I recently worked on a new UI-less application. The application read some data then sent it to another server over a TCP connection. There could be lots of data and several servers so the application was multithreaded.

Every few hours the application would stop responding. Windows reported the service was running so I know it didn’t crash.

This didn’t make much sense because an exception or deadlock on one thread shouldn’t stop other threads. I pushed that thought to the back of my mind. There was definitely a bug somewhere.

Getting started…

My initial thought was some deadlock in my tcp connection. I was using an asynchronous API that I wasn’t familiar with so that seems like a good starting point. I double checked the documentation and made a few changes. I pushed my changes to the server and… it deadlocked in a few hours.

Next idea – maybe the application isn’t unregistering all the event handlers. Maybe I somehow ended up with thousands of timer events. Sure enough the timers were not stopped correctly. I updated my timer stop methods to unregister the events and… no luck, it still deadlocks.

This time I used Process Explorer to inspect the application while it was in the deadlock state. Cpu usage was 0% and it was using about 100MB of RAM. Neither of those seemed like an issue. Then I noticed the threads. It processes owned over 2000 threads. This seemed outrageous. Each thread showed the start address as a timer elapsed event.

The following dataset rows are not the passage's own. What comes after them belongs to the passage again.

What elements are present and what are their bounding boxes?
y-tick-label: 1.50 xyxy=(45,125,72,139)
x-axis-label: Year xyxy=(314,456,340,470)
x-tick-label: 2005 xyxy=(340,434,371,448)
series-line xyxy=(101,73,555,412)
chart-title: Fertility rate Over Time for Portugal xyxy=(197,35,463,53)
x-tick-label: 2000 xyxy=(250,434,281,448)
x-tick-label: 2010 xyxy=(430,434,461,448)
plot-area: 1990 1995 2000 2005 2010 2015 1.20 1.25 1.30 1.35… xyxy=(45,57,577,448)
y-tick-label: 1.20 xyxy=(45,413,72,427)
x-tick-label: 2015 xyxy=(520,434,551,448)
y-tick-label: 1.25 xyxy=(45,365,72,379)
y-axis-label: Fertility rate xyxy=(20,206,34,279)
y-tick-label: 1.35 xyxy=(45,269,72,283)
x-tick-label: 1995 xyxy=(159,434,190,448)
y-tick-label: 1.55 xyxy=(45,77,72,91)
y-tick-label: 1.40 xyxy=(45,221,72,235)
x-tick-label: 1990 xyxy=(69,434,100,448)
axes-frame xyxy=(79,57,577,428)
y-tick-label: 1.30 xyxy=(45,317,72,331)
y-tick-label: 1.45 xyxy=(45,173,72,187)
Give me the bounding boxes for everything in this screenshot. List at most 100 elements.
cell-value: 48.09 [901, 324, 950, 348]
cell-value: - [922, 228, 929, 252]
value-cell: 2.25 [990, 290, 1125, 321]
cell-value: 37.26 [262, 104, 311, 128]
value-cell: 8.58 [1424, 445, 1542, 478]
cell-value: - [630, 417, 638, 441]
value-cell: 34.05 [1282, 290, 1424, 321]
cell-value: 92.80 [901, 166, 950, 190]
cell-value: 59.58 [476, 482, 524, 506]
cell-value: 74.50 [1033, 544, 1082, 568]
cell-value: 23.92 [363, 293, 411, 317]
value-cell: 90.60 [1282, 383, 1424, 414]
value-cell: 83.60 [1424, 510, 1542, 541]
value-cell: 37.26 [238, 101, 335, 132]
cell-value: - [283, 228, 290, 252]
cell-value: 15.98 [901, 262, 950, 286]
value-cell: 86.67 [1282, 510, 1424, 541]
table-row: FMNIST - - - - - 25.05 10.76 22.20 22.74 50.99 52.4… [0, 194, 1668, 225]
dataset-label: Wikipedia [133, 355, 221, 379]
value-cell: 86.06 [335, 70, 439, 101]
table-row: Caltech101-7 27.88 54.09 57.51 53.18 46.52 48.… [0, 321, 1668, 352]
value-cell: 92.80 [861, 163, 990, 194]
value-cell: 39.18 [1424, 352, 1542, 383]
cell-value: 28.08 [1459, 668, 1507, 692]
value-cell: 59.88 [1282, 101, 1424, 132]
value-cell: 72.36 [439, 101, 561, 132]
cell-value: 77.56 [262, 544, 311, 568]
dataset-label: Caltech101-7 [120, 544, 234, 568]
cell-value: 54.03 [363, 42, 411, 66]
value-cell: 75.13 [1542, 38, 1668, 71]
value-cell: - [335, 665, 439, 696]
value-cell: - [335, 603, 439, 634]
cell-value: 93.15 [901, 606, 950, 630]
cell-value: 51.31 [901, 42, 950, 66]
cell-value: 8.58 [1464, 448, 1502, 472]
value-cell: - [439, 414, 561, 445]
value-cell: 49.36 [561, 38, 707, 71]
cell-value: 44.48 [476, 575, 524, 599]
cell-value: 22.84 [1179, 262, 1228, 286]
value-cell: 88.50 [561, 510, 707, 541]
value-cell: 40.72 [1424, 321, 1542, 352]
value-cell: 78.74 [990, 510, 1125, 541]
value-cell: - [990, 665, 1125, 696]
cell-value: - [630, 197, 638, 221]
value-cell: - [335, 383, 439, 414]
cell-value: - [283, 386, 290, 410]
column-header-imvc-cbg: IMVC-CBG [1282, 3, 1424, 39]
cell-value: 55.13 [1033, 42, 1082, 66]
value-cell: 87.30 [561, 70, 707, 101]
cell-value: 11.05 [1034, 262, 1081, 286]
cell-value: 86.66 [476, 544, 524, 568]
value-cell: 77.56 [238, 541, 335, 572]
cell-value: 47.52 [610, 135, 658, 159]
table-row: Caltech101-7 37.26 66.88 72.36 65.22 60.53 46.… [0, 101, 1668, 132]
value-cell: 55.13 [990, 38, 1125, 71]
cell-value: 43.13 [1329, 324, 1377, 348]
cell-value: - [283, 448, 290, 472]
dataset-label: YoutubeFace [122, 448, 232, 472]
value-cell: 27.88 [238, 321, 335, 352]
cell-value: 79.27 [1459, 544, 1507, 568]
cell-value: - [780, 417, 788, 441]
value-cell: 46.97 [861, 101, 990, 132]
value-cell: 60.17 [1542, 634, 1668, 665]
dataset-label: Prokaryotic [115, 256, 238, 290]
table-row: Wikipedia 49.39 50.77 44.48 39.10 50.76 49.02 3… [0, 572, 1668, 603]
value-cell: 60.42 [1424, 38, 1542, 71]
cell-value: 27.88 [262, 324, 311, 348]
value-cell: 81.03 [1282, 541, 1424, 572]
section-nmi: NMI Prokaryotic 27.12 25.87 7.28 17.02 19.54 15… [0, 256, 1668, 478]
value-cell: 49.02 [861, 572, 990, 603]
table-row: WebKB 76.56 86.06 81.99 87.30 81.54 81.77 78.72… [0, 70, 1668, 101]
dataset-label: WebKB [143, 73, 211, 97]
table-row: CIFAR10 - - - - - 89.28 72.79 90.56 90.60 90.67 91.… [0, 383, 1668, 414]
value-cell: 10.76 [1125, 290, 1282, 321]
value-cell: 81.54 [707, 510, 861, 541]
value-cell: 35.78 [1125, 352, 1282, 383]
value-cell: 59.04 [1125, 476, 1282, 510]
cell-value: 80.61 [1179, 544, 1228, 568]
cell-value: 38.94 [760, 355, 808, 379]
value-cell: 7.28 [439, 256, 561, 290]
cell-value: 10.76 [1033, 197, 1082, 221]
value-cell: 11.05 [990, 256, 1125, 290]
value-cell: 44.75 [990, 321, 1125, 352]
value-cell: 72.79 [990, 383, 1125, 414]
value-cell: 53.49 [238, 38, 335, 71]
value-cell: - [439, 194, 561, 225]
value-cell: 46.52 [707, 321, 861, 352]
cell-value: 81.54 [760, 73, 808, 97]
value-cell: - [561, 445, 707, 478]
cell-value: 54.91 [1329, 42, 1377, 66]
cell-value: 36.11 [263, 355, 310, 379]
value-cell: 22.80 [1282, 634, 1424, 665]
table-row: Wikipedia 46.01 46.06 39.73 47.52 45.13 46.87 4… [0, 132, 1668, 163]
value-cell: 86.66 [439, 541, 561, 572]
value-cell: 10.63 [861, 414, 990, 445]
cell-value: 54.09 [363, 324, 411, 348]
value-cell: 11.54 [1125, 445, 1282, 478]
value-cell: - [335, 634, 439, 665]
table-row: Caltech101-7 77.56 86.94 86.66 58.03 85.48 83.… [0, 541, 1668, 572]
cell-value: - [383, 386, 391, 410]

This isn’t too helpful because most of my logic happened in the timer event.

Almost there…

Using Process Explorer I was able to see over 2000 threads but I couldn’t see a stack track. I needed a different tool to do that.

I thought about using Process Monitor. It is a really powerful tool, but I don’t use it often and it’s usually difficult for me to filter through everything.

Then I thought about creating a minidump and digging through that. I’ve only done that once before. I couldn’t remember the exact steps but I remember it being somewhat difficult to get setup.

Then I remembered a new tool I just got a license for – dotTrace. It is part of the Resharper Ultimate package. I decided to give that a try. In minutes I had a beautiful snapshot that show the stack trace for all 2000 of my threads. I started looking through it.

Got it!

I started expanding the stack traces for each thread. Finally it made sense! All threads were stuck at the same spot. It wasn’t my timer. It wasn’t my event handlers. It wasn’t the TCP connections.

It was the logging library it was using! LOGS! Logs are supposted to save the devs! At that moment I had to laugh because all I can think about was Obi-Wan talking to the logging server.

It was said that you would destroy the bugs, not create them!

-I’m pretty sure that’s what Obi-Wan said

The fix

The logging library I was using is an open source project on github. I got lucky with this one. There was an issue fix two months ago that fixed my exact issue! All I had to do was update my nuget package and hope for the best.

…And it worked! After days of dissecting, optimizing and reworking code my solution was to click one button in Visual Studio.

As a developer, you need to be able to laugh at these situations. People go down the wrong path all the time. Going down the wrong path seems like a good blog post…

Why didn’t you update your nugets in the first place?

Great question. The logging library I am using was wrapped in another private my company uses to standardize logs across the enterprise. That was on the latest version. To Visual Studio everything was up to date.